Zanzibar court strikes down law limiting liquor importers

Court pic

What you need to know:

  •  The court’s decision now compels the Zanzibar Liquor Control Board (ZLCB) to grant QMB their previously denied license and return any seized containers and their sale proceeds.

Unguja. The High Court in Zanzibar has struck down a key provision in the Liquor Control Act (LCA), calling it unconstitutional. The law, enacted in 2020, limited the number of companies allowed to import liquor to just three.

Judge George J. Kazi ruled Section 33(1) of the LCA “inoperative” and “a nullity in law,” effectively rendering it unenforceable. The section restricted import permits to Zanzibari-owned businesses and capped the total number of permits at three.

The case was brought by Quality Meat and Beverage Supplies (QMB) after they were denied a liquor import license due to the limitations in the LCA of 2020.

 The court’s decision now compels the Zanzibar Liquor Control Board (ZLCB) to grant QMB their previously denied license and return any seized containers and their sale proceeds.

Judge Kazi found the restriction on import permits violated several fundamental rights enshrined in the Zanzibar Constitution, including the freedom to conduct business and the right to earn a living.                                                    

The judge highlighted that the Constitution protects citizens’ right to pursue business ventures for their livelihood. Section 33(1), in his view, discriminated against those seeking to enter the liquor import market, unfairly limiting opportunities to just three entities.

The Judge pointed out that both the Zanzibar Constitution and the Fair Competition and Consumer Protection Act (FCFCPA) prohibit businesses from acting in a way that stifles competition or hinders new entrants in the market.

He concluded that any legislation containing provisions contradicting the FCFCPA “will not only lack a force of law but will also contravene section 10 (d) of the Constitution.”

The Judge further questioned the justification provided by the government for the restriction. While the government argued it was necessary to control excessive liquor imports, Judge Kazi noted the absence of evidence supporting this claim.

He pointed out that the law lacked any regulations to limit the quantity of liquor even the three licensed importers could bring in.

The Judge specifically addressed the government’s failure to present evidence: “Is there excessive liquor importation in Zanzibar that is beyond the market demand? Does the law impose any restriction against the three licenced importers on the quantity of liquor to be imported...?”

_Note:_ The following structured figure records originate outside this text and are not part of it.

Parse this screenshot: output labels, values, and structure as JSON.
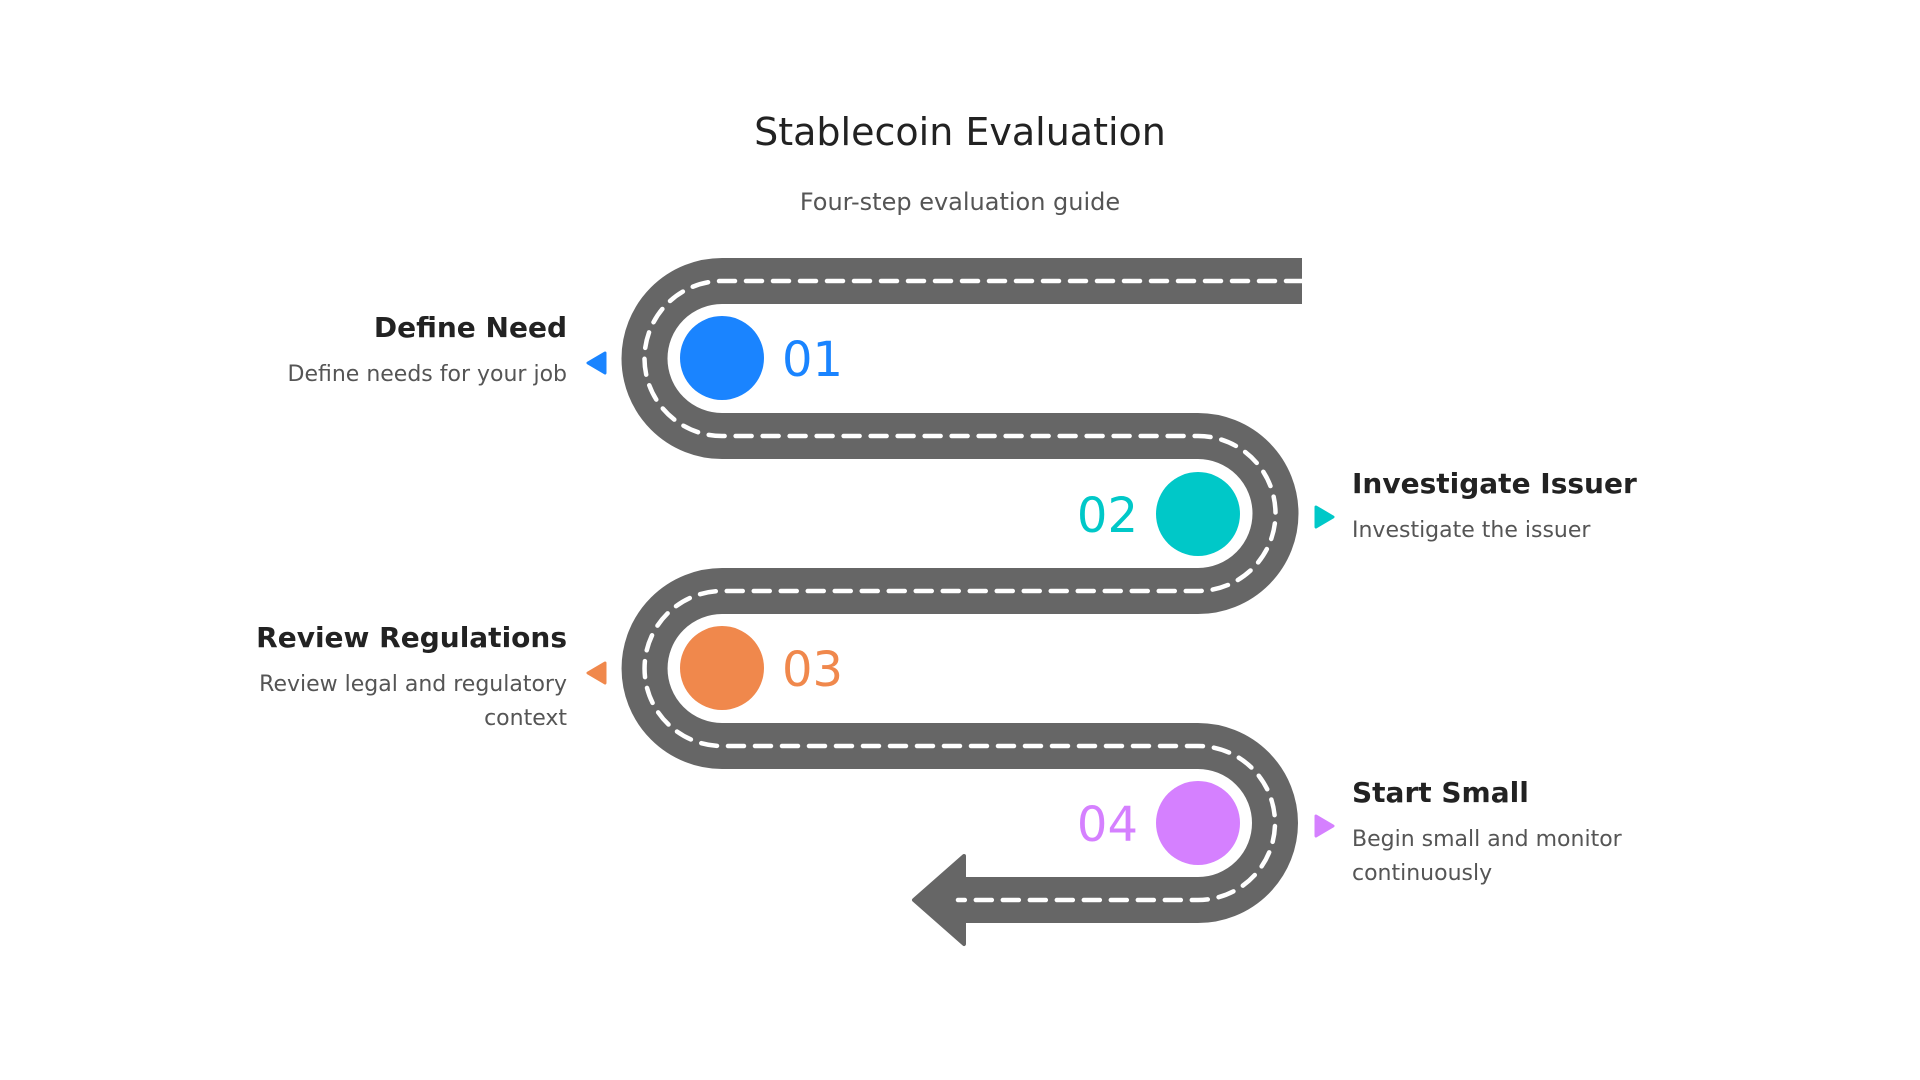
{
  "title": "Stablecoin Evaluation",
  "subtitle": "Four-step evaluation guide",
  "road_color": "#666666",
  "steps": [
    {
      "number": "01",
      "heading": "Define Need",
      "description": [
        "Define needs for your job"
      ],
      "color": "#1A84FF",
      "side": "left"
    },
    {
      "number": "02",
      "heading": "Investigate Issuer",
      "description": [
        "Investigate the issuer"
      ],
      "color": "#00C8C8",
      "side": "right"
    },
    {
      "number": "03",
      "heading": "Review Regulations",
      "description": [
        "Review legal and regulatory",
        "context"
      ],
      "color": "#F0884C",
      "side": "left"
    },
    {
      "number": "04",
      "heading": "Start Small",
      "description": [
        "Begin small and monitor",
        "continuously"
      ],
      "color": "#D580FF",
      "side": "right"
    }
  ]
}
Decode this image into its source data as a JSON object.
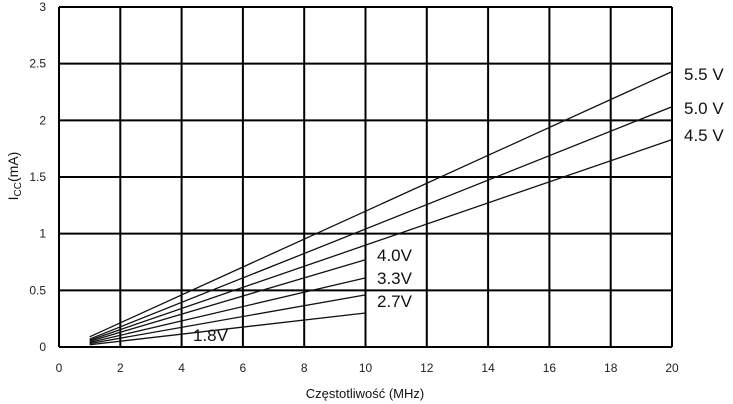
{
  "chart_data": {
    "type": "line",
    "xlabel": "Częstotliwość (MHz)",
    "ylabel_main": "I",
    "ylabel_sub": "CC",
    "ylabel_rest": "(mA)",
    "xlim": [
      0,
      20
    ],
    "ylim": [
      0,
      3
    ],
    "xticks": [
      "0",
      "2",
      "4",
      "6",
      "8",
      "10",
      "12",
      "14",
      "16",
      "18",
      "20"
    ],
    "yticks": [
      "0",
      "0.5",
      "1",
      "1.5",
      "2",
      "2.5",
      "3"
    ],
    "grid": true,
    "series": [
      {
        "name": "5.5 V",
        "x": [
          1,
          20
        ],
        "y": [
          0.09,
          2.43
        ]
      },
      {
        "name": "5.0 V",
        "x": [
          1,
          20
        ],
        "y": [
          0.07,
          2.12
        ]
      },
      {
        "name": "4.5 V",
        "x": [
          1,
          20
        ],
        "y": [
          0.06,
          1.83
        ]
      },
      {
        "name": "4.0V",
        "x": [
          1,
          10
        ],
        "y": [
          0.05,
          0.77
        ]
      },
      {
        "name": "3.3V",
        "x": [
          1,
          10
        ],
        "y": [
          0.04,
          0.61
        ]
      },
      {
        "name": "2.7V",
        "x": [
          1,
          10
        ],
        "y": [
          0.03,
          0.46
        ]
      },
      {
        "name": "1.8V",
        "x": [
          1,
          10
        ],
        "y": [
          0.02,
          0.3
        ]
      }
    ]
  }
}
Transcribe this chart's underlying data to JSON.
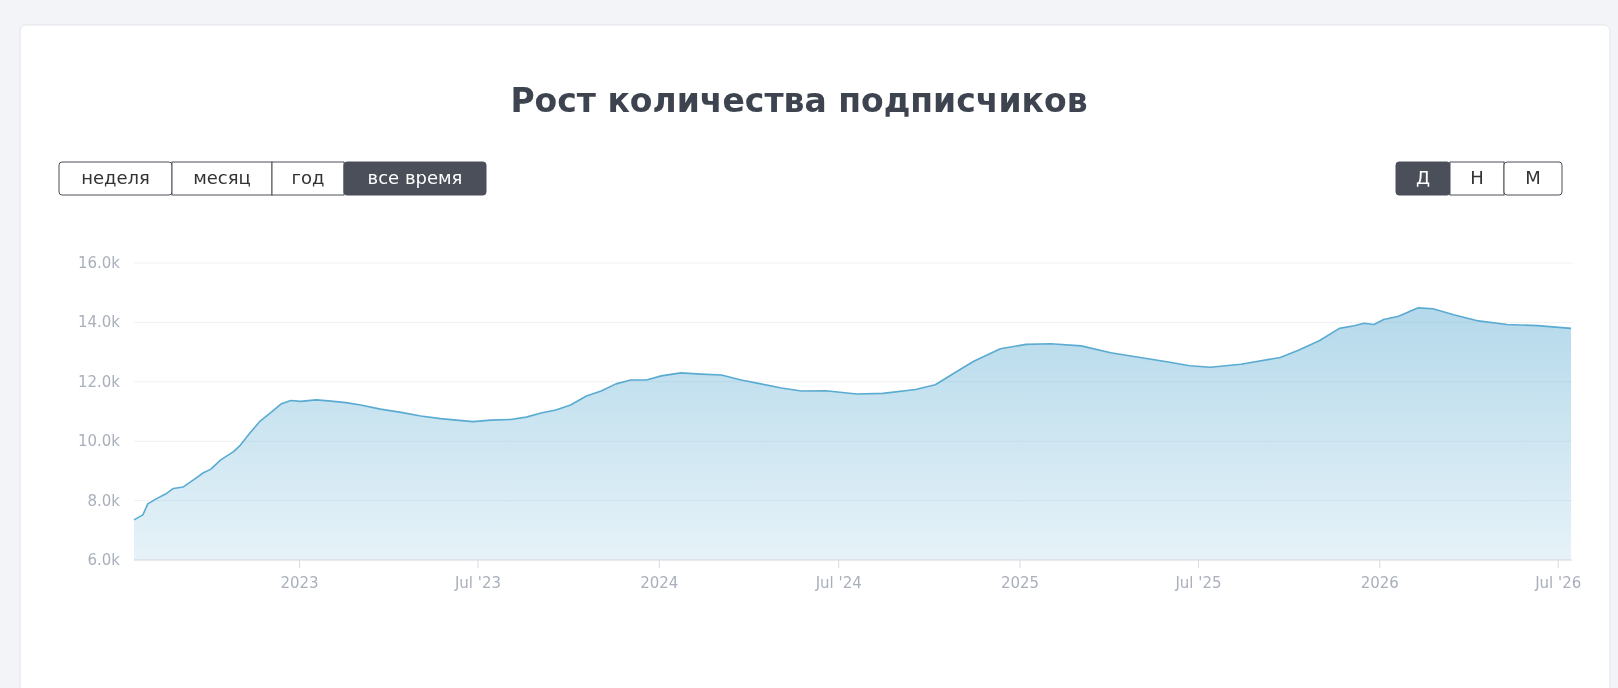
{
  "chart_data": {
    "type": "area",
    "title": "Рост количества подписчиков",
    "annotations": [
      "неделя",
      "месяц",
      "год",
      "все время",
      "Д",
      "Н",
      "М"
    ],
    "x": [
      "2022-07-17",
      "2022-07-26",
      "2022-07-31",
      "2022-08-08",
      "2022-08-18",
      "2022-08-26",
      "2022-09-05",
      "2022-09-15",
      "2022-09-25",
      "2022-10-03",
      "2022-10-13",
      "2022-10-26",
      "2022-11-02",
      "2022-11-12",
      "2022-11-22",
      "2022-12-03",
      "2022-12-13",
      "2022-12-23",
      "2023-01-02",
      "2023-01-18",
      "2023-02-02",
      "2023-02-17",
      "2023-03-04",
      "2023-03-24",
      "2023-04-14",
      "2023-05-04",
      "2023-05-24",
      "2023-06-09",
      "2023-06-26",
      "2023-07-14",
      "2023-08-03",
      "2023-08-19",
      "2023-09-03",
      "2023-09-18",
      "2023-10-03",
      "2023-10-19",
      "2023-11-03",
      "2023-11-18",
      "2023-12-03",
      "2023-12-19",
      "2024-01-03",
      "2024-01-23",
      "2024-02-12",
      "2024-03-04",
      "2024-03-24",
      "2024-04-13",
      "2024-05-04",
      "2024-05-24",
      "2024-06-18",
      "2024-07-19",
      "2024-08-15",
      "2024-09-17",
      "2024-10-07",
      "2024-10-28",
      "2024-11-15",
      "2024-12-12",
      "2025-01-07",
      "2025-02-01",
      "2025-03-04",
      "2025-04-03",
      "2025-05-03",
      "2025-06-02",
      "2025-06-22",
      "2025-07-13",
      "2025-08-13",
      "2025-09-22",
      "2025-10-11",
      "2025-11-01",
      "2025-11-21",
      "2025-12-06",
      "2025-12-16",
      "2025-12-26",
      "2026-01-05",
      "2026-01-20",
      "2026-02-09",
      "2026-02-24",
      "2026-03-17",
      "2026-04-11",
      "2026-05-10",
      "2026-06-10",
      "2026-07-14"
    ],
    "series": [
      {
        "color": "#5aabd2",
        "values": [
          7350,
          7520,
          7890,
          8050,
          8220,
          8410,
          8460,
          8690,
          8930,
          9060,
          9370,
          9650,
          9870,
          10290,
          10680,
          10970,
          11250,
          11370,
          11340,
          11390,
          11350,
          11300,
          11220,
          11080,
          10970,
          10850,
          10760,
          10710,
          10660,
          10710,
          10730,
          10810,
          10950,
          11050,
          11220,
          11520,
          11690,
          11930,
          12060,
          12060,
          12200,
          12300,
          12260,
          12230,
          12060,
          11930,
          11790,
          11690,
          11700,
          11590,
          11610,
          11740,
          11900,
          12330,
          12690,
          13110,
          13260,
          13280,
          13210,
          12980,
          12820,
          12660,
          12540,
          12490,
          12590,
          12820,
          13070,
          13390,
          13800,
          13890,
          13970,
          13930,
          14100,
          14210,
          14490,
          14460,
          14260,
          14050,
          13930,
          13890,
          13800
        ]
      }
    ],
    "xlim": [
      "2022-07-17",
      "2026-07-15"
    ],
    "xticks": [
      {
        "value": "2023-01-01",
        "label": "2023"
      },
      {
        "value": "2023-07-01",
        "label": "Jul '23"
      },
      {
        "value": "2024-01-01",
        "label": "2024"
      },
      {
        "value": "2024-07-01",
        "label": "Jul '24"
      },
      {
        "value": "2025-01-01",
        "label": "2025"
      },
      {
        "value": "2025-07-01",
        "label": "Jul '25"
      },
      {
        "value": "2026-01-01",
        "label": "2026"
      },
      {
        "value": "2026-07-01",
        "label": "Jul '26"
      }
    ],
    "ylim": [
      6000,
      16000
    ],
    "yticks": [
      {
        "value": 6000,
        "label": "6.0k"
      },
      {
        "value": 8000,
        "label": "8.0k"
      },
      {
        "value": 10000,
        "label": "10.0k"
      },
      {
        "value": 12000,
        "label": "12.0k"
      },
      {
        "value": 14000,
        "label": "14.0k"
      },
      {
        "value": 16000,
        "label": "16.0k"
      }
    ],
    "grid": "y"
  }
}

 The Judge concluded his ruling by highlighting that the government “did not address the Court on those questions.”

According to the petition filed by QMB, they had ordered merchandise to avoid delays and customer inconvenience before their previous license expired and their renewal application was rejected.

These goods were subsequently detained upon arrival at the Zanzibar port and slated for auction. QMB argued that the LCA was arbitrary, violated the Constitution, and contradicted the FCFCPA.

The Court’s decision is a victory for QMB and paves the way for increased competition in Zanzibar’s liquor import market.

 The ruling also sets a precedent for challenging laws deemed anti-competitive and restrictive of business freedoms.  This comes at a time when three other importers ZMMI, One Stop and Scotch Store who were this year denied licences have cargo worth billions being held at the port of Malindi.

 It, however, remains to be seen whether the Zanzibar government will appeal the decision or seek to amend the LCA to address the concerns raised by the court.